Even though I do not have enough information to draw a conclusion on what to do in Iraq, I often do have enough information to judge whether the person telling me his plans is intelligent enough and moral enough to come up with a good plan. When President Bush made the decision to attack Iraq it was clear, at least to me, that he was significantly deficient in both of these qualities. It did not matter whether I thought that invading Iraq was a good idea or not, it was a very bad idea for Bush to be in charge of the operation. In fact, we have seen the consequences.
If, in 2003, Congress would have budgeted $1 trillion, 4000 American lives, and 30,000 American military personnel injured to dealing with problems in the middle east. I have little doubt that we could have done much more than Bush was able to accomplish with this allotment.
I continue to wonder what would have happened if we had spent that $1 trillion on reducing American dependence on foreign oil – invested it in wind farms, solar power stations, and conservation instead of in Blackwater-style mercenaries and military hardware. What would we have been able to do today if we were now able to approach Middle-Eastern countries from a position of independence and strength, rather than from about the same position as a drug addict to his supplier.
And we could have saved the 4000 American lives, and 30,000 American military personnel would not have been injured.
One of the ways to determine the answer to the question of what a candidate will do as President is to ask them their opinion about past events. In this regard, there is no need to limit our discussion to the invasion of Iraq. What about Bosnia? What about the first Gulf war?

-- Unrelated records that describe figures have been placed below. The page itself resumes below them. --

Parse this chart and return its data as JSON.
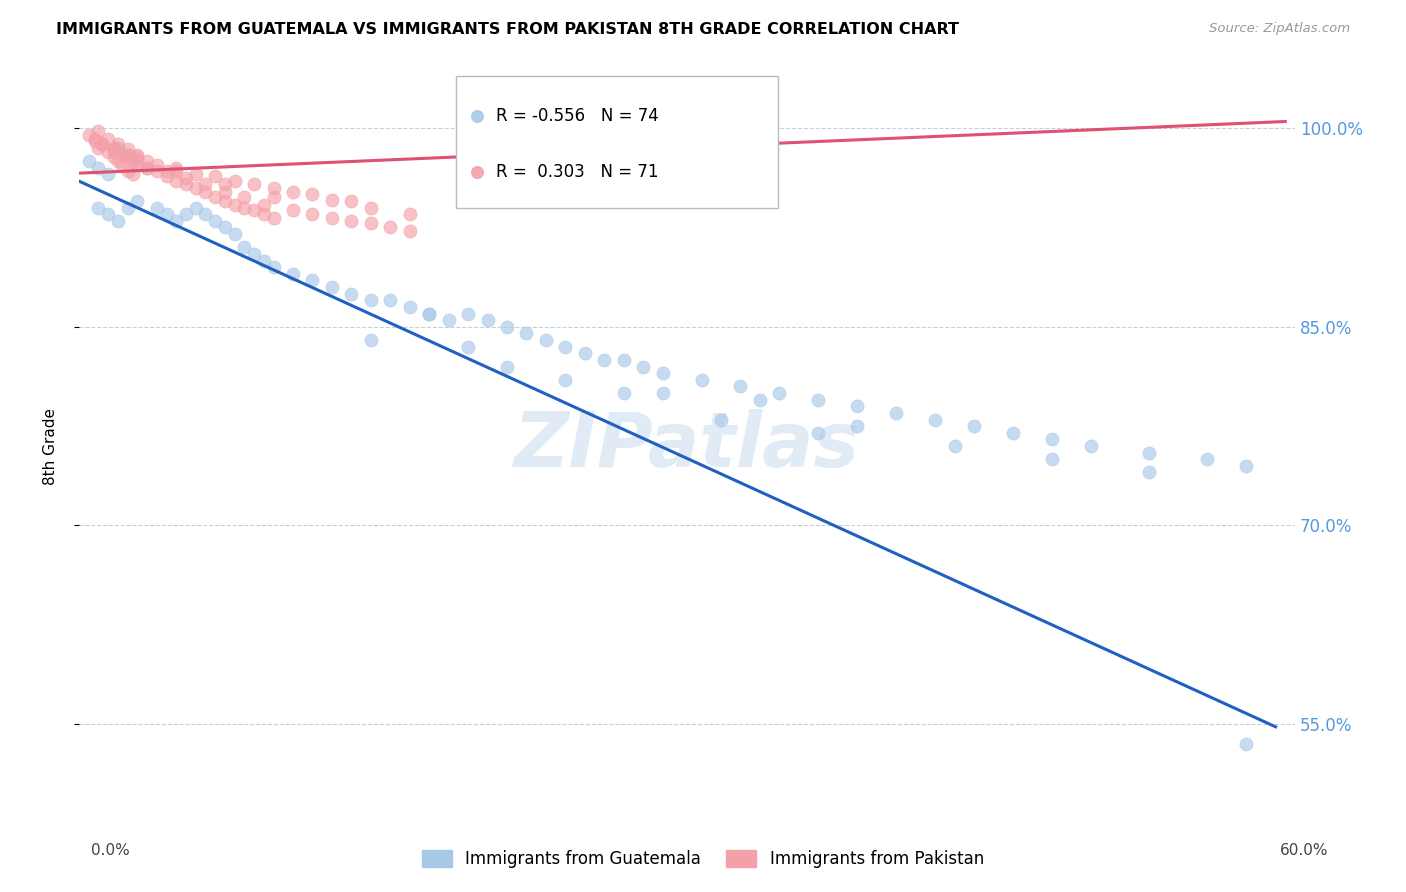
{
  "title": "IMMIGRANTS FROM GUATEMALA VS IMMIGRANTS FROM PAKISTAN 8TH GRADE CORRELATION CHART",
  "source": "Source: ZipAtlas.com",
  "ylabel": "8th Grade",
  "ytick_labels": [
    "100.0%",
    "85.0%",
    "70.0%",
    "55.0%"
  ],
  "ytick_values": [
    1.0,
    0.85,
    0.7,
    0.55
  ],
  "xlim": [
    0.0,
    0.625
  ],
  "ylim": [
    0.475,
    1.045
  ],
  "blue_color": "#A8C8E8",
  "pink_color": "#F4A0A8",
  "blue_line_color": "#2060C0",
  "pink_line_color": "#E05070",
  "watermark": "ZIPatlas",
  "blue_scatter_x": [
    0.005,
    0.01,
    0.015,
    0.02,
    0.025,
    0.03,
    0.035,
    0.01,
    0.015,
    0.02,
    0.025,
    0.03,
    0.04,
    0.045,
    0.05,
    0.055,
    0.06,
    0.065,
    0.07,
    0.075,
    0.08,
    0.085,
    0.09,
    0.095,
    0.1,
    0.11,
    0.12,
    0.13,
    0.14,
    0.15,
    0.16,
    0.17,
    0.18,
    0.19,
    0.2,
    0.21,
    0.22,
    0.23,
    0.24,
    0.25,
    0.26,
    0.27,
    0.28,
    0.29,
    0.3,
    0.32,
    0.34,
    0.36,
    0.38,
    0.4,
    0.42,
    0.44,
    0.46,
    0.48,
    0.5,
    0.52,
    0.55,
    0.58,
    0.6,
    0.15,
    0.2,
    0.25,
    0.3,
    0.35,
    0.4,
    0.45,
    0.5,
    0.55,
    0.22,
    0.28,
    0.18,
    0.33,
    0.38,
    0.6
  ],
  "blue_scatter_y": [
    0.975,
    0.97,
    0.965,
    0.985,
    0.98,
    0.975,
    0.97,
    0.94,
    0.935,
    0.93,
    0.94,
    0.945,
    0.94,
    0.935,
    0.93,
    0.935,
    0.94,
    0.935,
    0.93,
    0.925,
    0.92,
    0.91,
    0.905,
    0.9,
    0.895,
    0.89,
    0.885,
    0.88,
    0.875,
    0.87,
    0.87,
    0.865,
    0.86,
    0.855,
    0.86,
    0.855,
    0.85,
    0.845,
    0.84,
    0.835,
    0.83,
    0.825,
    0.825,
    0.82,
    0.815,
    0.81,
    0.805,
    0.8,
    0.795,
    0.79,
    0.785,
    0.78,
    0.775,
    0.77,
    0.765,
    0.76,
    0.755,
    0.75,
    0.745,
    0.84,
    0.835,
    0.81,
    0.8,
    0.795,
    0.775,
    0.76,
    0.75,
    0.74,
    0.82,
    0.8,
    0.86,
    0.78,
    0.77,
    0.535
  ],
  "pink_scatter_x": [
    0.005,
    0.008,
    0.01,
    0.012,
    0.015,
    0.018,
    0.02,
    0.022,
    0.025,
    0.028,
    0.01,
    0.015,
    0.02,
    0.025,
    0.03,
    0.008,
    0.012,
    0.018,
    0.022,
    0.028,
    0.035,
    0.012,
    0.018,
    0.025,
    0.03,
    0.04,
    0.045,
    0.05,
    0.055,
    0.06,
    0.065,
    0.07,
    0.075,
    0.08,
    0.085,
    0.09,
    0.095,
    0.1,
    0.035,
    0.045,
    0.055,
    0.065,
    0.075,
    0.085,
    0.095,
    0.11,
    0.12,
    0.13,
    0.14,
    0.15,
    0.16,
    0.17,
    0.04,
    0.06,
    0.08,
    0.1,
    0.12,
    0.14,
    0.018,
    0.03,
    0.05,
    0.07,
    0.09,
    0.11,
    0.13,
    0.15,
    0.17,
    0.025,
    0.05,
    0.075,
    0.1
  ],
  "pink_scatter_y": [
    0.995,
    0.99,
    0.985,
    0.988,
    0.982,
    0.978,
    0.975,
    0.972,
    0.968,
    0.965,
    0.998,
    0.992,
    0.988,
    0.984,
    0.98,
    0.992,
    0.988,
    0.984,
    0.98,
    0.975,
    0.97,
    0.988,
    0.982,
    0.978,
    0.972,
    0.968,
    0.964,
    0.96,
    0.958,
    0.955,
    0.952,
    0.948,
    0.945,
    0.942,
    0.94,
    0.938,
    0.935,
    0.932,
    0.975,
    0.968,
    0.962,
    0.958,
    0.952,
    0.948,
    0.942,
    0.938,
    0.935,
    0.932,
    0.93,
    0.928,
    0.925,
    0.922,
    0.972,
    0.965,
    0.96,
    0.955,
    0.95,
    0.945,
    0.985,
    0.978,
    0.97,
    0.964,
    0.958,
    0.952,
    0.946,
    0.94,
    0.935,
    0.98,
    0.968,
    0.958,
    0.948
  ],
  "blue_trend_x": [
    0.0,
    0.615
  ],
  "blue_trend_y": [
    0.96,
    0.548
  ],
  "pink_trend_x": [
    0.0,
    0.62
  ],
  "pink_trend_y": [
    0.966,
    1.005
  ]
}
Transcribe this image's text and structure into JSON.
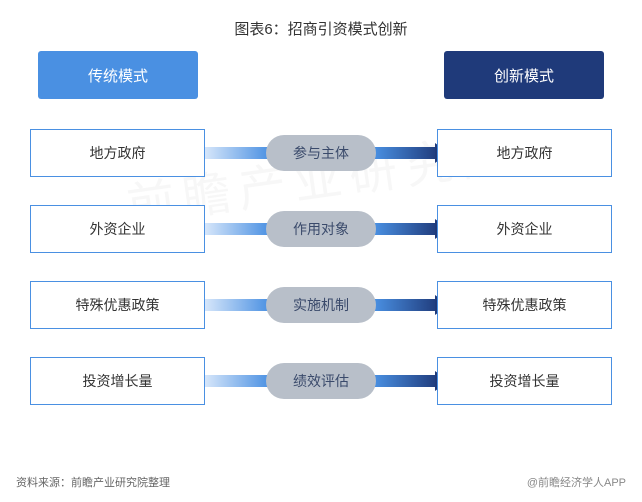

I supported Papa Bush’s decision to liberate Kuwait. Hussein was the aggressor, and needed to be pushed back. This response would serve as a deterrence to other aggressor nations that the days of conquering other countries with impunity are over. It would be a useful program to adopt for promoting peace. However, we somewhat shoot ourselves in the foot when we become the nation that is doing the conquering. This, then, makes us hypocrites.
I supported the attack on Bosnia. People are people. I reject the idea that a Bosnian life (or an Iraqi life) is worth less than an American life. Death is the ultimate loss for those who die. The campaign in Bosnia saved innocent lives, and did so without a hint that it was done for anything other than humanitarian principles.
So, I would like to ask the candidates whether they would have supported (or did support) these actions and why. If not, I would count this against the quality of their character.
Do they care enough about innocent life to save it? Do they care enough about bringing an end to tyranny that they will devote efforts to bringing an end to tyranny? If not, they do not have the moral character necessary to be good people, let alone good Presidents.
Do they have the intelligence enough to do so without utterly destroying one country and doing significant harm to their own? If not, than even if their heart is in the right place, it would be better to trust the job to somebody competent enough to do it correctly.
Which of the current candidates has the competence and concern to do the best job at saving innocent lives regardless (even if they are not American citizens) and promoting freedom? I'm looking for the author who can help to answer that question for me.